La guerre en cours en Ukraine a entraîné une « famine induite par le conflit » en Afrique, qui entraîne 30 millions d’Africains dans des « niveaux catastrophiques d’insécurité alimentaire », a déclaré Akinwumi Adesina, président de la Banque africaine de développement (BAD). Dans une déclaration partagée par de nombreux médias, le chef de la BAD a averti que l’insécurité alimentaire actuelle pourrait entraîner une intensification des tensions économiques et des troubles politiques à travers le continent ?

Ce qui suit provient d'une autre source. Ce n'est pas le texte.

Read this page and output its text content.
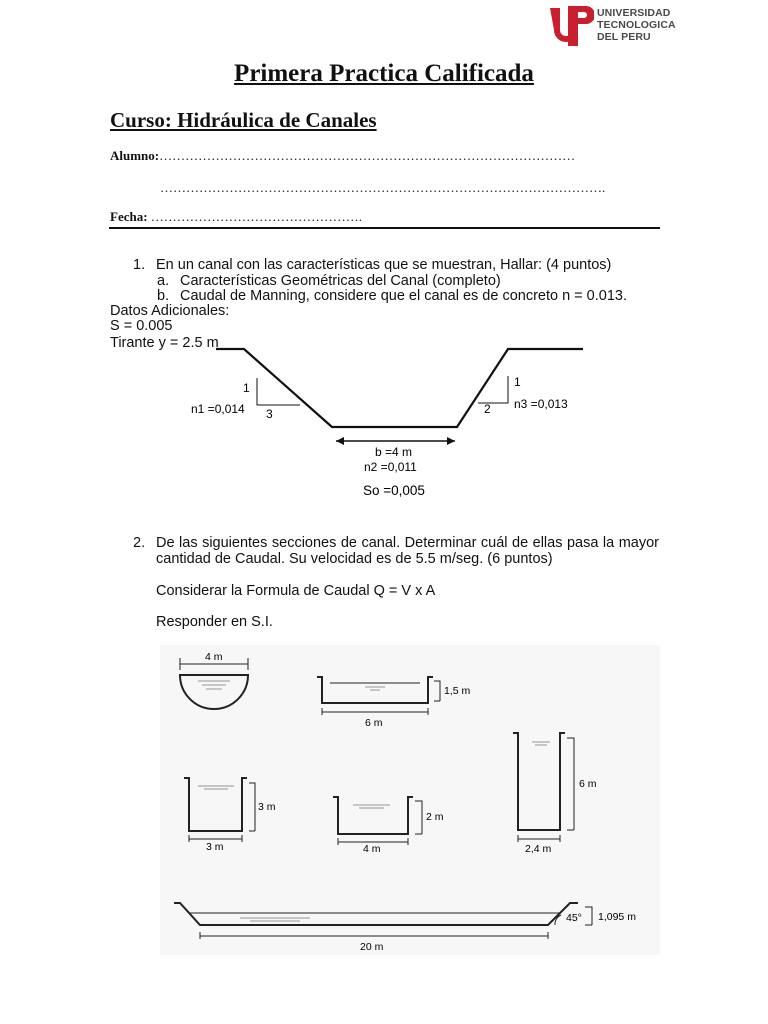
UNIVERSIDAD
TECNOLOGICA
DEL PERU
Primera Practica Calificada
Curso: Hidráulica de Canales
Alumno:……………………………………………………………………………………
………………………………………………………………………………………….
Fecha: ………………………………………….
1. En un canal con las características que se muestran, Hallar: (4 puntos)
a. Características Geométricas del Canal (completo)
b. Caudal de Manning, considere que el canal es de concreto n = 0.013.
Datos Adicionales:
S = 0.005
Tirante y = 2.5 m
1
3
n1 =0,014
1
2 n3 =0,013
b =4 m
n2 =0,011
So =0,005
2. De las siguientes secciones de canal. Determinar cuál de ellas pasa la mayor
cantidad de Caudal. Su velocidad es de 5.5 m/seg. (6 puntos)
Considerar la Formula de Caudal Q = V x A
Responder en S.I.
4 m
1,5 m
6 m
6 m
2,4 m
3 m
3 m
2 m
4 m
45° 1,095 m
20 m
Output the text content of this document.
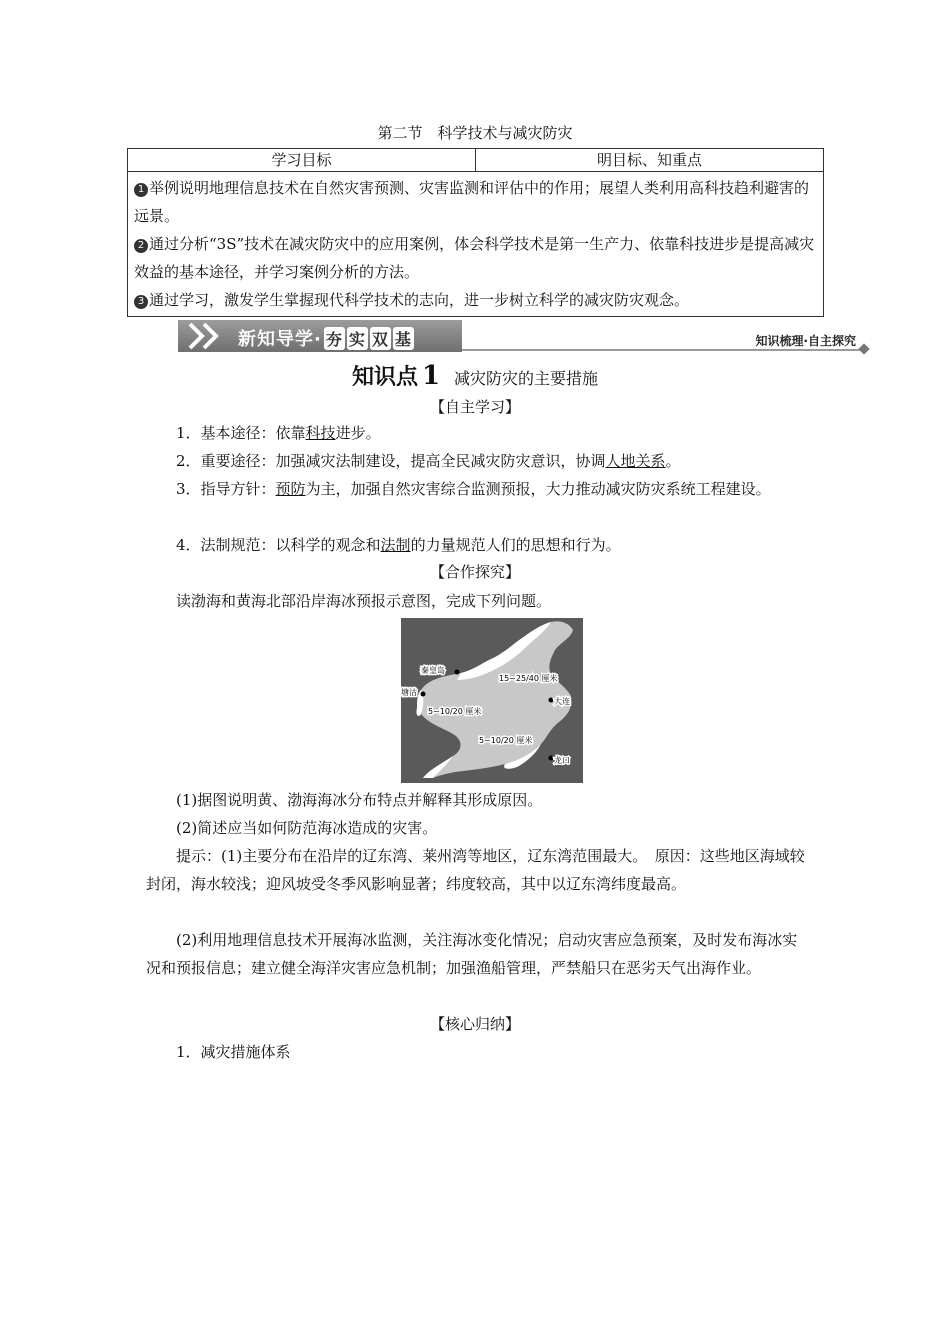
第二节　科学技术与减灾防灾
学习目标	明目标、知重点

1 举例说明地理信息技术在自然灾害预测、灾害监测和评估中的作用；展望人类利用高科技趋利避害的远景。
2 通过分析“3S”技术在减灾防灾中的应用案例，体会科学技术是第一生产力、依靠科技进步是提高减灾效益的基本途径，并学习案例分析的方法。
3 通过学习，激发学生掌握现代科学技术的志向，进一步树立科学的减灾防灾观念。
新知导学· 夯 实 双 基	知识梳理·自主探究
知识点 1 减灾防灾的主要措施
【自主学习】
1．基本途径：依靠科技进步。
2．重要途径：加强减灾法制建设，提高全民减灾防灾意识，协调人地关系。
3．指导方针：预防为主，加强自然灾害综合监测预报，大力推动减灾防灾系统工程建设。
4．法制规范：以科学的观念和法制的力量规范人们的思想和行为。
【合作探究】
读渤海和黄海北部沿岸海冰预报示意图，完成下列问题。
秦皇岛
15~25/40 厘米
大连
塘沽
5~10/20 厘米
5~10/20 厘米
龙口
(1)据图说明黄、渤海海冰分布特点并解释其形成原因。
(2)简述应当如何防范海冰造成的灾害。
提示：(1)主要分布在沿岸的辽东湾、莱州湾等地区，辽东湾范围最大。　原因：这些地区海域较封闭，海水较浅；迎风坡受冬季风影响显著；纬度较高，其中以辽东湾纬度最高。
(2)利用地理信息技术开展海冰监测，关注海冰变化情况；启动灾害应急预案，及时发布海冰实况和预报信息；建立健全海洋灾害应急机制；加强渔船管理，严禁船只在恶劣天气出海作业。
【核心归纳】
1．减灾措施体系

« Avec des millions de personnes qui luttent pour acheter de la nourriture, du carburant et des engrais, les manifestations anti-gouvernementales sont une possibilité réelle », a déclaré Adesina. Selon le président de la BAD, la grave insécurité alimentaire en Afrique est le résultat de la réduction des importations de blé, de maïs et de soja en provenance de Russie et d’Ukraine, ainsi que d’une flambée des prix des engrais de 300 % qui a rendu la situation « de plus en plus difficile » pour les Africains agriculteurs.
Pour résoudre le problème, la banque africaine a lancé une Facilité africaine de production alimentaire d’urgence de 1,5 milliard de dollars dans 25 pays pour fournir des « semences de blé et d’autres cultures de base adaptées au climat et certifiées » et des engrais à 20 millions d’agriculteurs. L’installation devrait produire 38 millions de tonnes de nourriture supplémentaires au cours des deux prochaines années.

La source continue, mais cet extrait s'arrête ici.